Ao fim da reunião no Palácio do Planalto, o ministro informou aos participantes que daria uma entrevista para esclarecer as intenções da Fazenda. À tarde, disse à imprensa que se preocupa com a qualidade do crédito concedido e com a extensão dos prazos de pagamento - mas não a ponto de restringi-lo.

- Eu expus (em conversas com o setor automotivo) uma preocupação de que prazos muito longos poderiam ser evitados. Mas é uma preocupação minha. Se o setor financeiro me disser que tem segurança nesses créditos, que tem capital, ficarei mais seguro - disse Mantega. - Só falei que 80 ou 90 (meses) talvez fosse um número excessivo de prestações. Mas não há medida (de restrição do crédito) em vista. Apenas há uma preocupação para que esse processo continue se desenvolvendo com equilíbrio.

O ministro disse que os financiamentos não ficarão mais caros por causa das preocupações com o excesso de crédito:

- Não deve mudar o comportamento do consumidor. Não vamos limitar o número de prestações. Apenas vamos saber se os bancos estão agindo de forma responsável na liberação do crédito. Não deve haver preocupação. O consumidor vai continuar tendo oportunidade de comprar bens de consumo duráveis, televisão, geladeira, automóveis.

Espera por veículo chega a 120 dias

Segundo o presidente da Anfavea, os investimentos previstos no setor são uma resposta à alta da demanda interna - que deve crescer, segundo previsões da entidade, mais 17,5% este ano. Em 2007, o Brasil foi o sétimo maior produtor de carros do mundo (2,971 milhões de unidades) e o oitavo maior consumidor (2,463 milhões).

O consumidor já enfrenta dificuldades na compra de alguns modelos. Quem pretende adquirir um Palio (da Fiat), por exemplo, só encontrará para pronta entrega o modelo básico. O acréscimo de itens opcionais pode levar a espera para 45 dias. O novo Ka, lançado pela Ford em dezembro, pode demorar até 120 dias para chegar às mãos do consumidor.

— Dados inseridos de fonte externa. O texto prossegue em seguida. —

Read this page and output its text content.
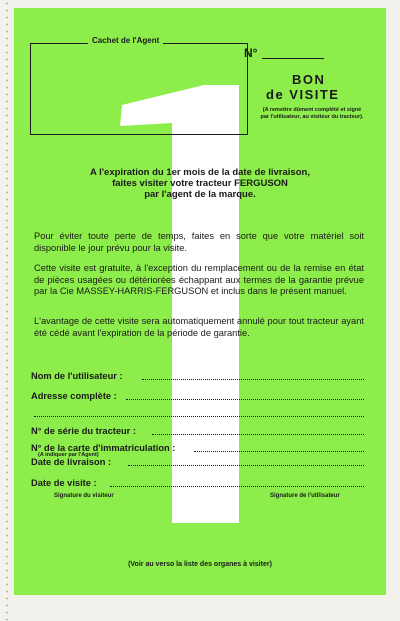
Cachet de l'Agent
N°
BON
de VISITE
(A remettre dûment complété et signé
par l'utilisateur, au visiteur du tracteur).
A l'expiration du 1er mois de la date de livraison,
faites visiter votre tracteur FERGUSON
par l'agent de la marque.
Pour éviter toute perte de temps, faites en sorte que votre matériel soit disponible le jour prévu pour la visite.
Cette visite est gratuite, à l'exception du remplacement ou de la remise en état de pièces usagées ou détériorées échappant aux termes de la garantie prévue par la Cie MASSEY-HARRIS-FERGUSON et inclus dans le présent manuel.
L'avantage de cette visite sera automatiquement annulé pour tout tracteur ayant été cédé avant l'expiration de la période de garantie.
Nom de l'utilisateur :
Adresse complète :
N° de série du tracteur :
N° de la carte d'immatriculation :
(A indiquer par l'Agent)
Date de livraison :
Date de visite :
Signature du visiteur	Signature de l'utilisateur
(Voir au verso la liste des organes à visiter)
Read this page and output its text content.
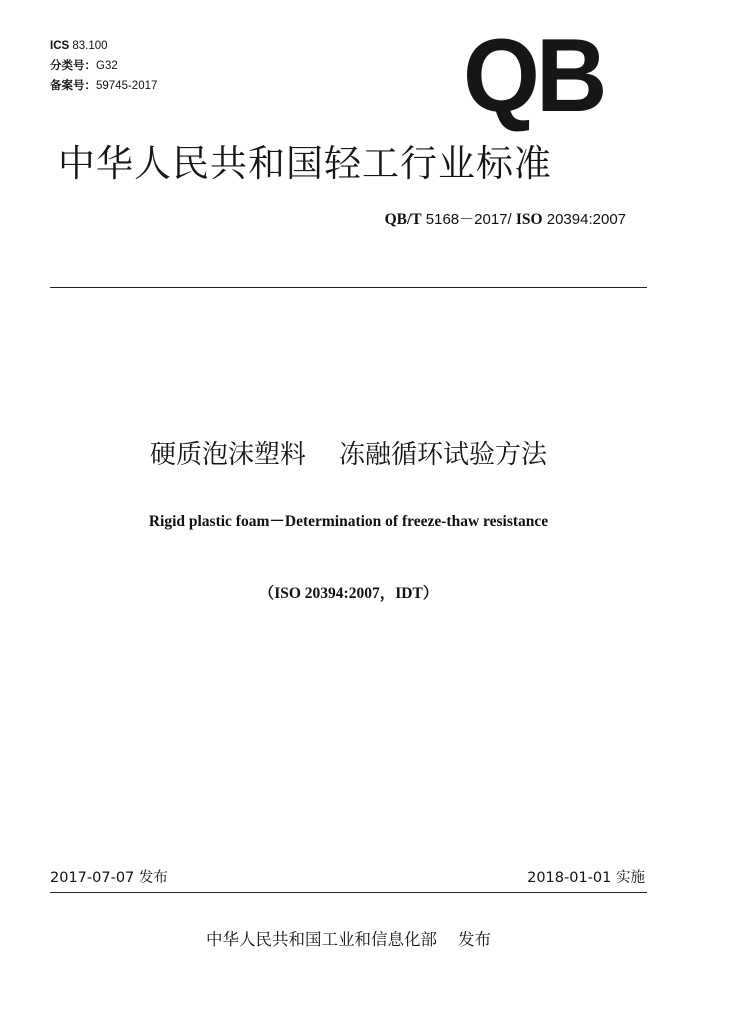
ICS 83.100
分类号：G32
备案号：59745-2017	QB
中华人民共和国轻工行业标准
QB/T 5168－2017/ ISO 20394:2007
硬质泡沫塑料    冻融循环试验方法
Rigid plastic foam－Determination of freeze-thaw resistance
（ISO 20394:2007，IDT）
2017-07-07 发布	2018-01-01 实施
中华人民共和国工业和信息化部    发布
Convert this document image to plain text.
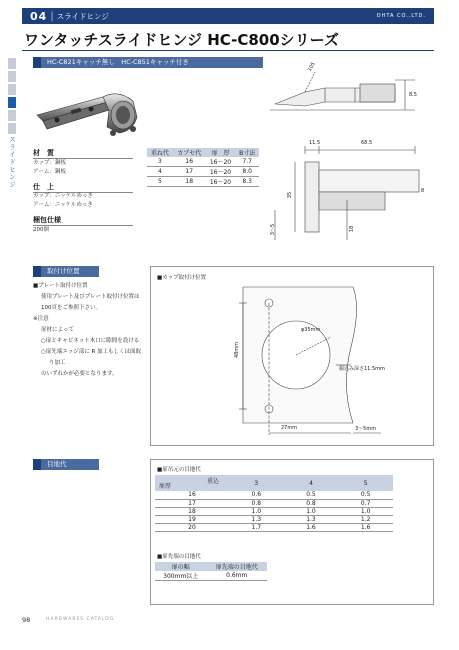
04 | スライドヒンジ	OHTA CO.,LTD.
ワンタッチスライドヒンジ HC-C800シリーズ
スライドヒンジ
HC-C821キャッチ無し　HC-C851キャッチ付き	105
8.5
11.5	68.5
35
8
3～5	18
材　質
カップ：鋼板
アーム：鋼板
仕　上
カップ：ニッケルめっき
アーム：ニッケルめっき
梱包仕様
200個
重ね代	カブセ代	扉　厚	B寸法
3	16	16～20	7.7
4	17	16～20	8.0
5	18	16～20	8.3
取付け位置
■プレート取付け位置
使用プレート及びプレート取付け位置は
100頁をご参照下さい。
※注意
扉材によって
○扉とキャビネット木口に隙間を設ける
○扉先端エッジ部に R 加工もしくは面取
り加工
のいずれかが必要となります。
■カップ取付け位置
φ35mm
掘込み深さ11.5mm
48mm
27mm	3～5mm
目地代
■扉吊元の目地代
重込
扉厚	3	4	5
16	0.6	0.5	0.5
17	0.8	0.8	0.7
18	1.0	1.0	1.0
19	1.3	1.3	1.2
20	1.7	1.6	1.6
■扉先端の目地代
扉の幅	扉先端の目地代
300mm以上	0.6mm
98	HARDWARES CATALOG
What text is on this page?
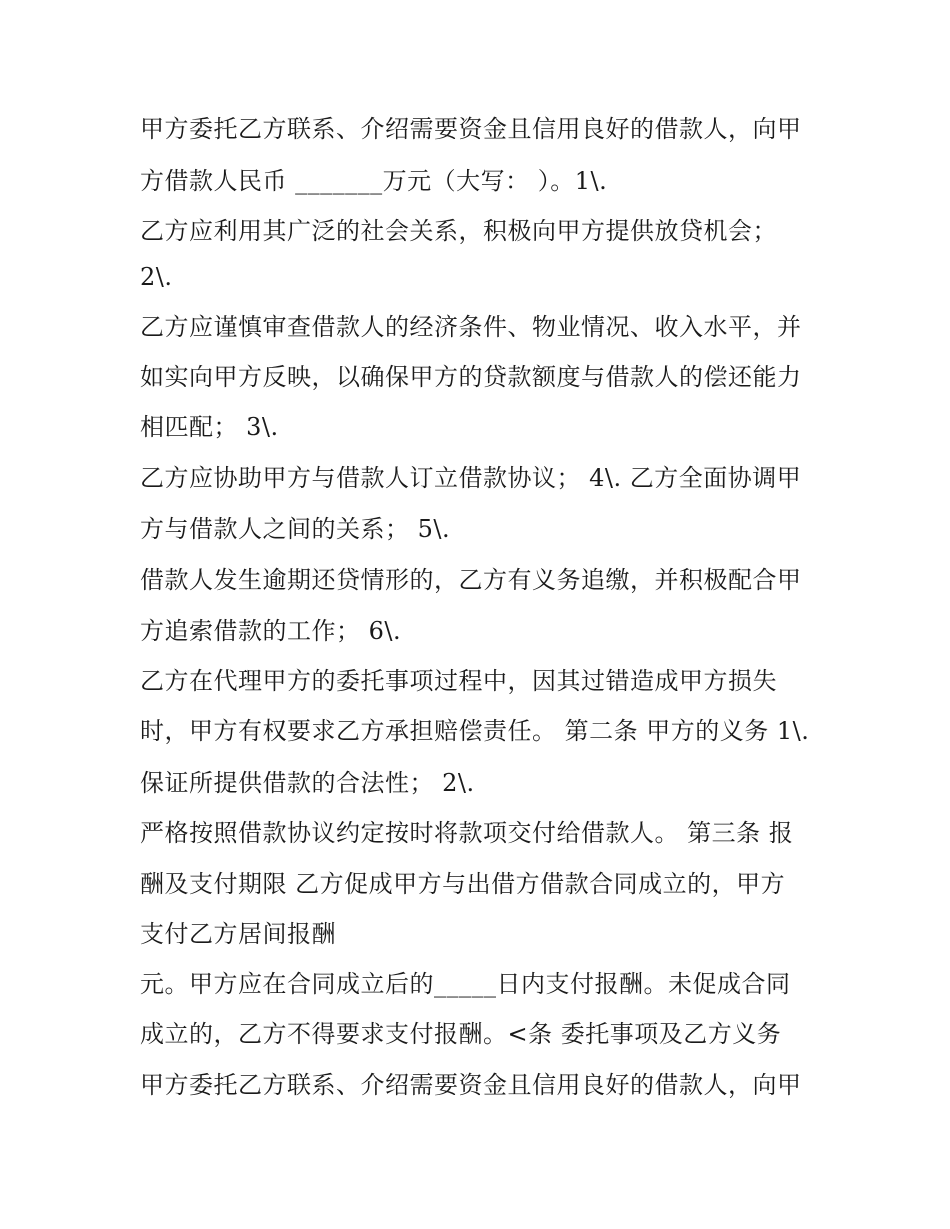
甲方委托乙方联系、介绍需要资金且信用良好的借款人，向甲
方借款人民币 _______万元（大写： ）。1\.
乙方应利用其广泛的社会关系，积极向甲方提供放贷机会；
2\.
乙方应谨慎审查借款人的经济条件、物业情况、收入水平，并
如实向甲方反映，以确保甲方的贷款额度与借款人的偿还能力
相匹配； 3\.
乙方应协助甲方与借款人订立借款协议； 4\. 乙方全面协调甲
方与借款人之间的关系； 5\.
借款人发生逾期还贷情形的，乙方有义务追缴，并积极配合甲
方追索借款的工作； 6\.
乙方在代理甲方的委托事项过程中，因其过错造成甲方损失
时，甲方有权要求乙方承担赔偿责任。 第二条 甲方的义务 1\.
保证所提供借款的合法性； 2\.
严格按照借款协议约定按时将款项交付给借款人。 第三条 报
酬及支付期限 乙方促成甲方与出借方借款合同成立的，甲方
支付乙方居间报酬
元。甲方应在合同成立后的_____日内支付报酬。未促成合同
成立的，乙方不得要求支付报酬。<条 委托事项及乙方义务
甲方委托乙方联系、介绍需要资金且信用良好的借款人，向甲
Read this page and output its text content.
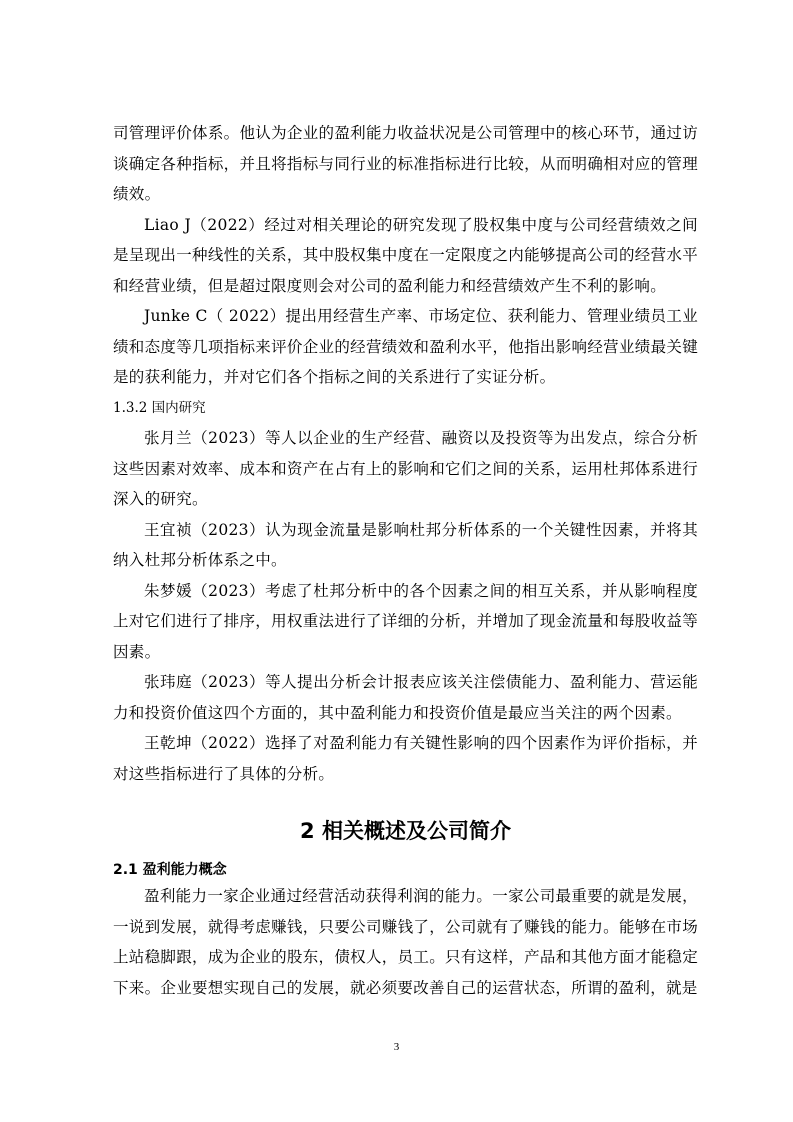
司管理评价体系。他认为企业的盈利能力收益状况是公司管理中的核心环节，通过访谈确定各种指标，并且将指标与同行业的标准指标进行比较，从而明确相对应的管理绩效。

Liao J（2022）经过对相关理论的研究发现了股权集中度与公司经营绩效之间是呈现出一种线性的关系，其中股权集中度在一定限度之内能够提高公司的经营水平和经营业绩，但是超过限度则会对公司的盈利能力和经营绩效产生不利的影响。

Junke C（ 2022）提出用经营生产率、市场定位、获利能力、管理业绩员工业绩和态度等几项指标来评价企业的经营绩效和盈利水平，他指出影响经营业绩最关键是的获利能力，并对它们各个指标之间的关系进行了实证分析。

1.3.2 国内研究

张月兰（2023）等人以企业的生产经营、融资以及投资等为出发点，综合分析这些因素对效率、成本和资产在占有上的影响和它们之间的关系，运用杜邦体系进行深入的研究。

王宜祯（2023）认为现金流量是影响杜邦分析体系的一个关键性因素，并将其纳入杜邦分析体系之中。

朱梦媛（2023）考虑了杜邦分析中的各个因素之间的相互关系，并从影响程度上对它们进行了排序，用权重法进行了详细的分析，并增加了现金流量和每股收益等因素。

张玮庭（2023）等人提出分析会计报表应该关注偿债能力、盈利能力、营运能力和投资价值这四个方面的，其中盈利能力和投资价值是最应当关注的两个因素。

王乾坤（2022）选择了对盈利能力有关键性影响的四个因素作为评价指标，并对这些指标进行了具体的分析。

2 相关概述及公司简介
2.1 盈利能力概念

盈利能力一家企业通过经营活动获得利润的能力。一家公司最重要的就是发展，一说到发展，就得考虑赚钱，只要公司赚钱了，公司就有了赚钱的能力。能够在市场上站稳脚跟，成为企业的股东，债权人，员工。只有这样，产品和其他方面才能稳定下来。企业要想实现自己的发展，就必须要改善自己的运营状态，所谓的盈利，就是

3
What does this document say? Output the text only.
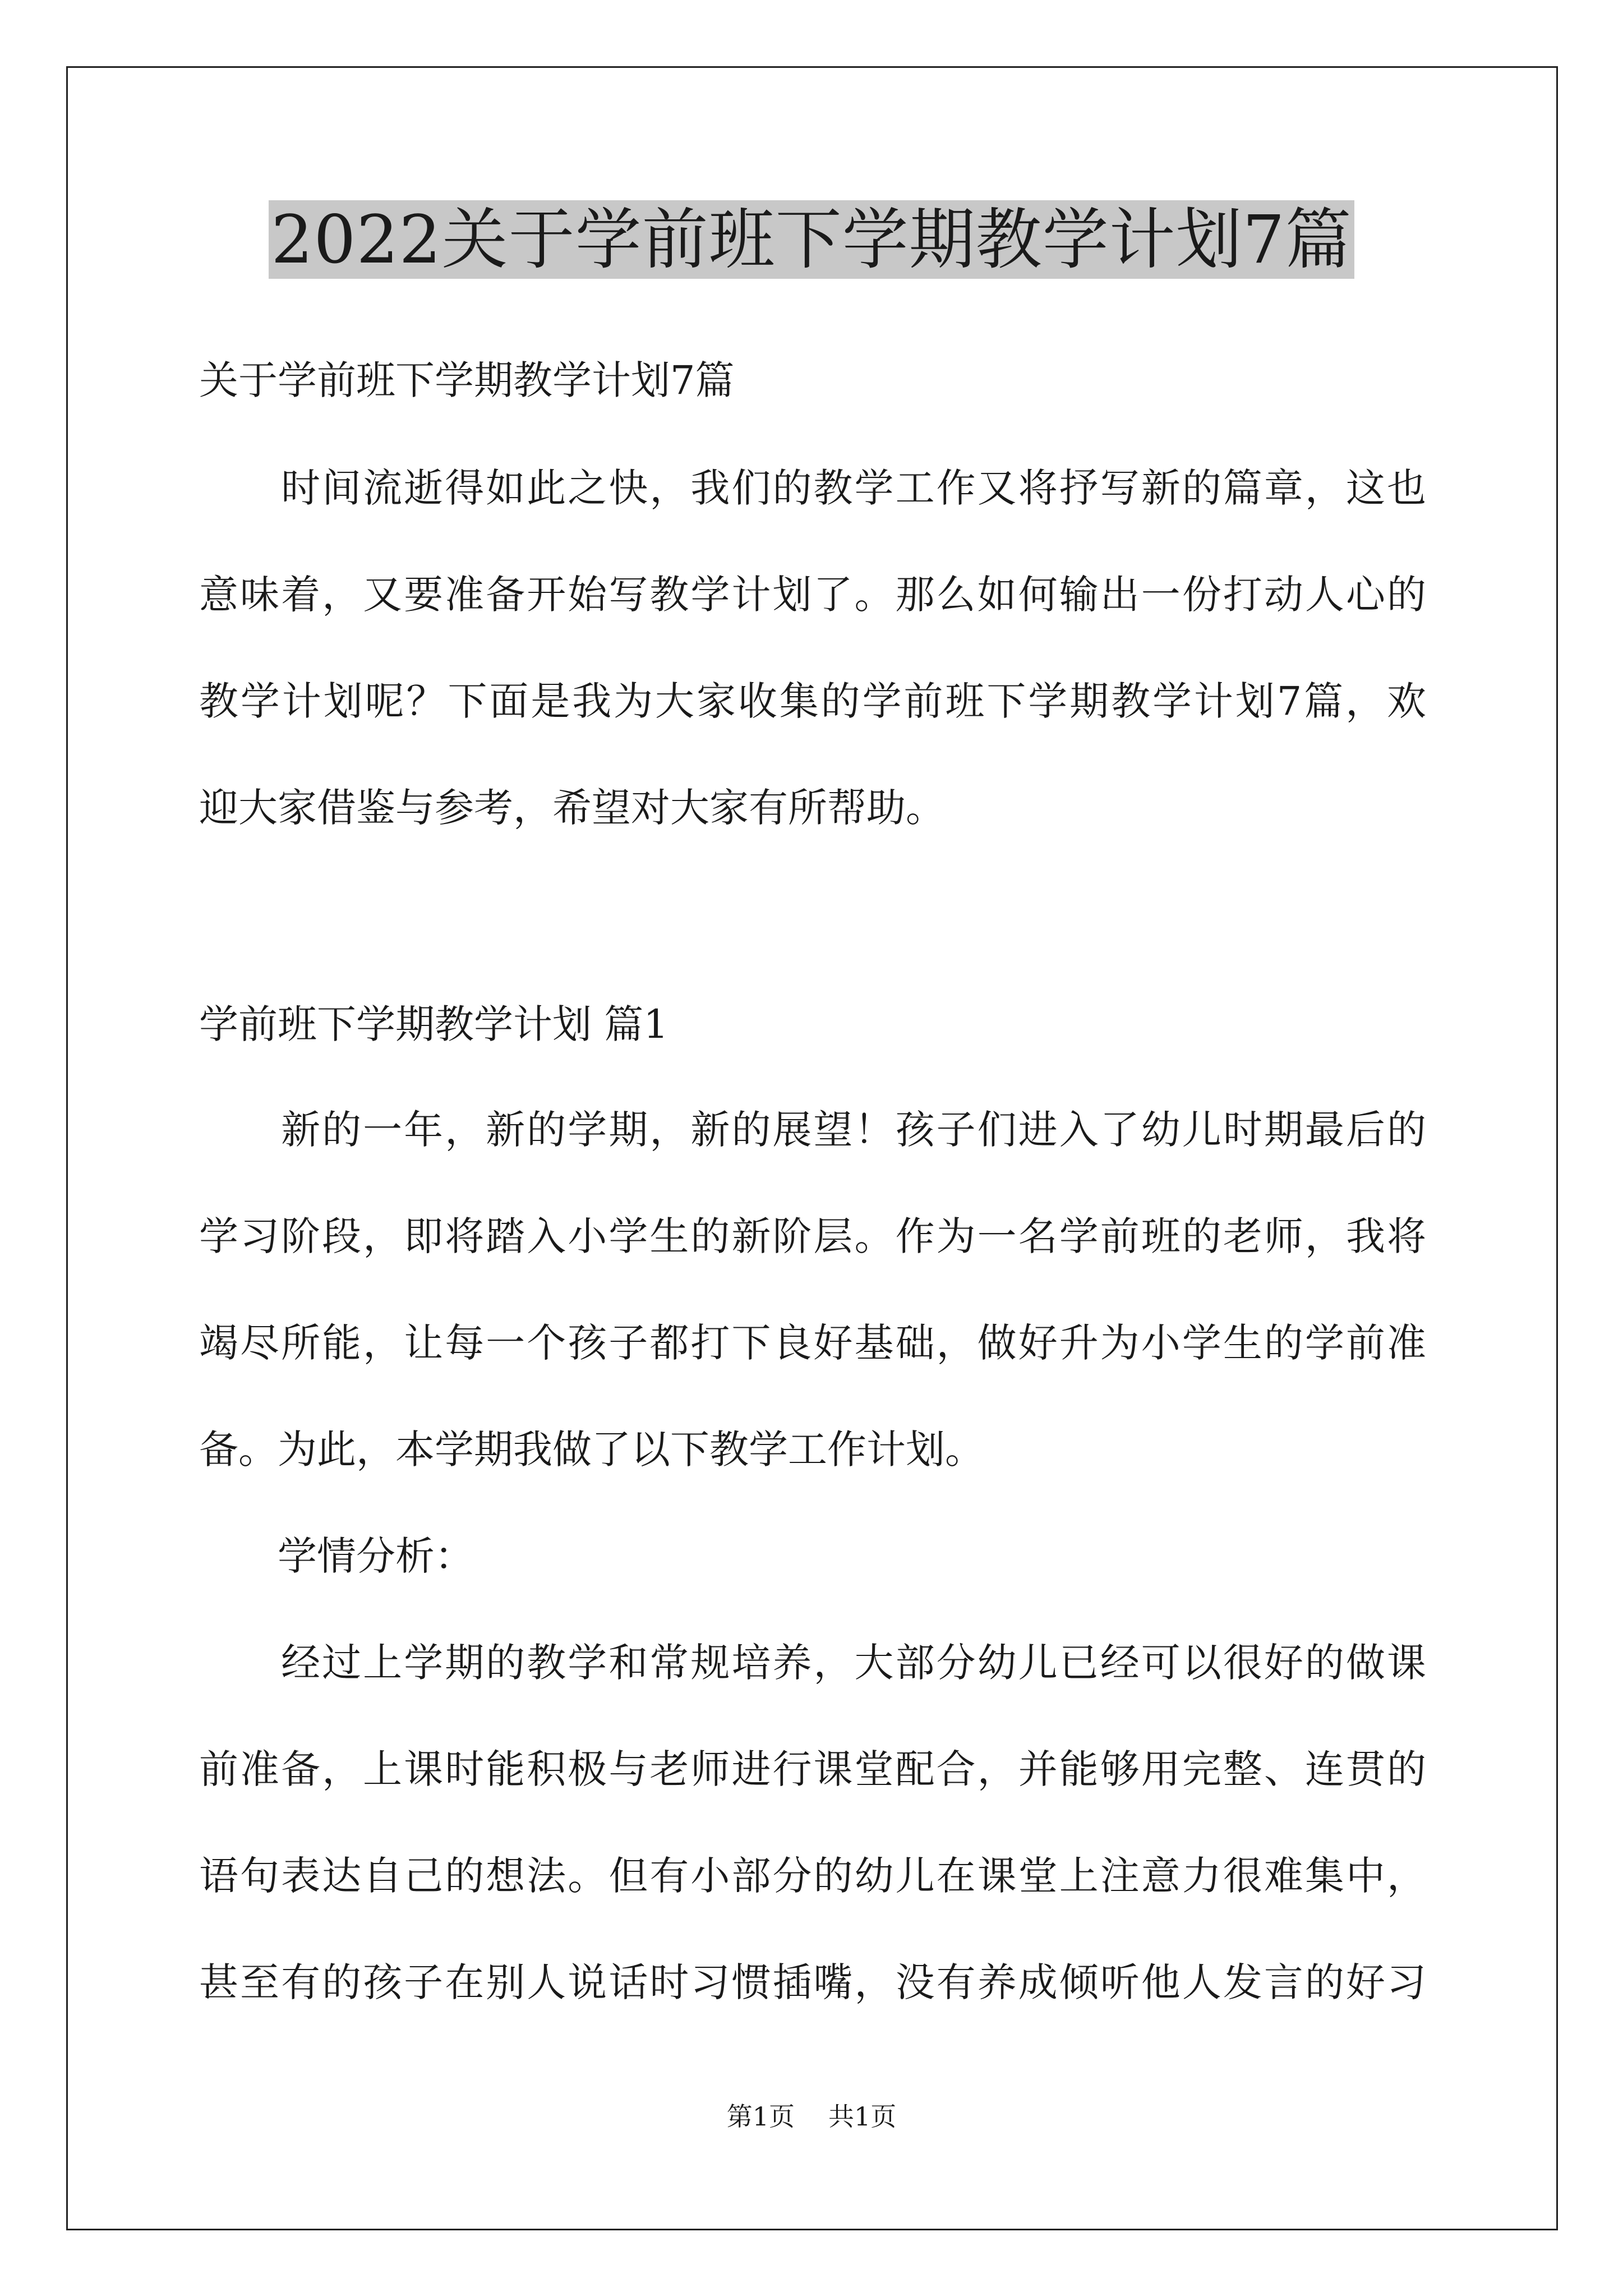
2022关于学前班下学期教学计划7篇
关于学前班下学期教学计划7篇
　　时间流逝得如此之快，我们的教学工作又将抒写新的篇章，这也
意味着，又要准备开始写教学计划了。那么如何输出一份打动人心的
教学计划呢？下面是我为大家收集的学前班下学期教学计划7篇，欢
迎大家借鉴与参考，希望对大家有所帮助。
学前班下学期教学计划 篇1
　　新的一年，新的学期，新的展望！孩子们进入了幼儿时期最后的
学习阶段，即将踏入小学生的新阶层。作为一名学前班的老师，我将
竭尽所能，让每一个孩子都打下良好基础，做好升为小学生的学前准
备。为此，本学期我做了以下教学工作计划。
　　学情分析：
　　经过上学期的教学和常规培养，大部分幼儿已经可以很好的做课
前准备，上课时能积极与老师进行课堂配合，并能够用完整、连贯的
语句表达自己的想法。但有小部分的幼儿在课堂上注意力很难集中，
甚至有的孩子在别人说话时习惯插嘴，没有养成倾听他人发言的好习
第1页 共1页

Números do setor mostram que mais de 70% das vendas são realizadas com financiamento. O saldo das carteiras para CDC e leasing chegou a R$110,7 bilhões em 2007, com alta de 43,5% no ano. Considerando só o financiamento direto ao consumidor, o valor foi de R$81,6 bilhões, com alta de 28,6%. O prazo máximo de financiamento, que foi de 72 meses em 2006, chegou ao pico de 84 meses em 2007. Já o plano médio para financiamento em 2007 atingiu 42 meses, contra 39 meses em 2006.

Antes da entrevista de Mantega, o presidente da Associação Nacional das Empresas Financeiras das Montadoras (Anef), Luiz Montenegro, distribuiu nota dizendo que qualquer restrição causaria "forte retração no volume de negócios". Quem também saiu a público para criticar a proposta foi o presidente da Federação do Comércio de São Paulo, Abram Szajman, para quem os efeitos de uma restrição seriam "catastróficos para este momento econômico favorável".